The more we started working. The more I thought we must look like The Three Stooges to our neighbors. I just wanted to add a little life to the house outside. We began to add some garland on the porch.
Harrison was giving me updates on The Detroit Lions and I think that was causing my blood pressure to rise. Next, we decided to put out the reindeer. Well, Rudolph broke his neck according to Sydney. So his head is down. He is permanently eating grass. And the other reindeer was missing a leg.
Then we had to try to fix the leg. That was Sydney’s job and I couldn’t help but see Dr. Murphy from The Good Doctor. Her echolalia was in full swing. The leg is attached and fixed.
This is when I should be able to rent a step daddy. I am not saying women can’t decorate outside. I am saying. I do everything! And I really don’t want to be out here doing this.
So, the kids and I are standing on the sidewalk looking at our house. Two reindeer, and a red wagon on the porch was a nice touch. It was time to set up the star shower. I think we had more fun with it inside our house than having it outside.

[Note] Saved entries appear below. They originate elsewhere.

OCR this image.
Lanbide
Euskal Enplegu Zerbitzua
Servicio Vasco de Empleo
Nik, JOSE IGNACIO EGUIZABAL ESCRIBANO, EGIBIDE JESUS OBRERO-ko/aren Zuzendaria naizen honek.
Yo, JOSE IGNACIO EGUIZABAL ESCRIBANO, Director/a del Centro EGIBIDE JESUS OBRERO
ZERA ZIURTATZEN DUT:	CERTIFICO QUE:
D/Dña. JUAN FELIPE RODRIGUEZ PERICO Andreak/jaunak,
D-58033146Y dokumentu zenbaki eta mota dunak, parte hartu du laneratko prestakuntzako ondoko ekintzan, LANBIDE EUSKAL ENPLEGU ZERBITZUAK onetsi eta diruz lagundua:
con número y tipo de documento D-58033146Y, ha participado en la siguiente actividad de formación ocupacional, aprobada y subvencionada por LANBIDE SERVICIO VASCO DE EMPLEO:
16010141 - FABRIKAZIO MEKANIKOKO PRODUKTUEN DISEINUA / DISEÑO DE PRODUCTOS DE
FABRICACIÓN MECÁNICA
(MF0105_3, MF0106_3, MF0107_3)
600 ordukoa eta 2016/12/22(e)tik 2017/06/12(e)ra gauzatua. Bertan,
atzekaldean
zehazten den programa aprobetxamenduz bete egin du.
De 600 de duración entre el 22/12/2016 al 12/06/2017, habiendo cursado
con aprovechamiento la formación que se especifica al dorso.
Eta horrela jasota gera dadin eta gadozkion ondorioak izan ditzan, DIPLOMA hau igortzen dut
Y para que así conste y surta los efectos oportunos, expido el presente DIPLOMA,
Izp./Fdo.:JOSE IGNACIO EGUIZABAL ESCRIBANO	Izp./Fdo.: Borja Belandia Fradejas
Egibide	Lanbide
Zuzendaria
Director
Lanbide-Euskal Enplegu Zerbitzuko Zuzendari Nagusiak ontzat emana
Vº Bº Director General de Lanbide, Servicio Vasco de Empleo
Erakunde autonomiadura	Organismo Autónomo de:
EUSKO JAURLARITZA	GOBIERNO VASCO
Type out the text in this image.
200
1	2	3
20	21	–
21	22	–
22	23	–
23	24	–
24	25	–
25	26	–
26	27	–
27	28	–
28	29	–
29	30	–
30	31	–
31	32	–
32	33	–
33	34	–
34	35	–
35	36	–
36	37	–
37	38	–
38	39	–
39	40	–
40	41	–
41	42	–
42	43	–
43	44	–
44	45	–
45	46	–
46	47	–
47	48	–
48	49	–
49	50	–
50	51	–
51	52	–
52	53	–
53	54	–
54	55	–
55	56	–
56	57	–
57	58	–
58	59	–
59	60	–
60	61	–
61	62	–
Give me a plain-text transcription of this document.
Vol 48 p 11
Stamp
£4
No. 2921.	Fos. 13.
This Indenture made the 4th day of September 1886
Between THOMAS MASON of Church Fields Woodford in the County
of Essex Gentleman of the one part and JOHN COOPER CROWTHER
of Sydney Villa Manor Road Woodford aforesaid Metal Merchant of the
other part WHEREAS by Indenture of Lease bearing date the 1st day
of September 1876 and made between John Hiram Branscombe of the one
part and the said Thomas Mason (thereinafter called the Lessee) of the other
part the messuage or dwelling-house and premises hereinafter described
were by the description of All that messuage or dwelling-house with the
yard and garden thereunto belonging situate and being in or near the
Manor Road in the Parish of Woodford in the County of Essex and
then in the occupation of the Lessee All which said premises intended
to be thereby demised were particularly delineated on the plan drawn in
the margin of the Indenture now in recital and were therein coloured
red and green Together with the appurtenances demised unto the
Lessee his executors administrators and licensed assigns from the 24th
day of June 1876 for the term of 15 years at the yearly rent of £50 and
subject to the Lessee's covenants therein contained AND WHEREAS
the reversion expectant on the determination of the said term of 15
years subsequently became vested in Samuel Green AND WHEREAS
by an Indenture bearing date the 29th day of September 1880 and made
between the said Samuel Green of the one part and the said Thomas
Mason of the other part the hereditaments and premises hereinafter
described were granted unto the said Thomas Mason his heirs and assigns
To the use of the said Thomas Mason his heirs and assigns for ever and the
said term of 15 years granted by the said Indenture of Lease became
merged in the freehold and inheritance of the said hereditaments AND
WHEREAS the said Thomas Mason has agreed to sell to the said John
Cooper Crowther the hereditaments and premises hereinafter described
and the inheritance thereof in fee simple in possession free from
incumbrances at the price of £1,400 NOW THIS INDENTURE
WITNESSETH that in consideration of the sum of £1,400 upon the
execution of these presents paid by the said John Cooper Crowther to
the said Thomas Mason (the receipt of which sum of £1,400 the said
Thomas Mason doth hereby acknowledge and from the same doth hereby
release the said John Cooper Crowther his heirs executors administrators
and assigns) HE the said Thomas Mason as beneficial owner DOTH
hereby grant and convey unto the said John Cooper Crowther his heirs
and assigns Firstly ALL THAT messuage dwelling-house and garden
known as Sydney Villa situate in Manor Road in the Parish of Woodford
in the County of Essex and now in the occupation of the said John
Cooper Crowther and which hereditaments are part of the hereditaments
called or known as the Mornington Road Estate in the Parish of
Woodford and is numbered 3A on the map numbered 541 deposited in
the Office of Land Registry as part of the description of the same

I look up and Sydney is walking down the street yelling. “I’m going to get a snowman.” Jesus, Syd is going to get arrested for stealing a snowman. Now, I know my neighbors are watching us and laughing.
We were a thirty minute episode of The Three Stooges. Laughing, crying, getting twisted in the extension cords, and banging the stakes in the grass was a sight to see.
But we did it as a family. That is all that matters. The star shower never came on at night. We probably broke it. Next year I am hiring a step daddy.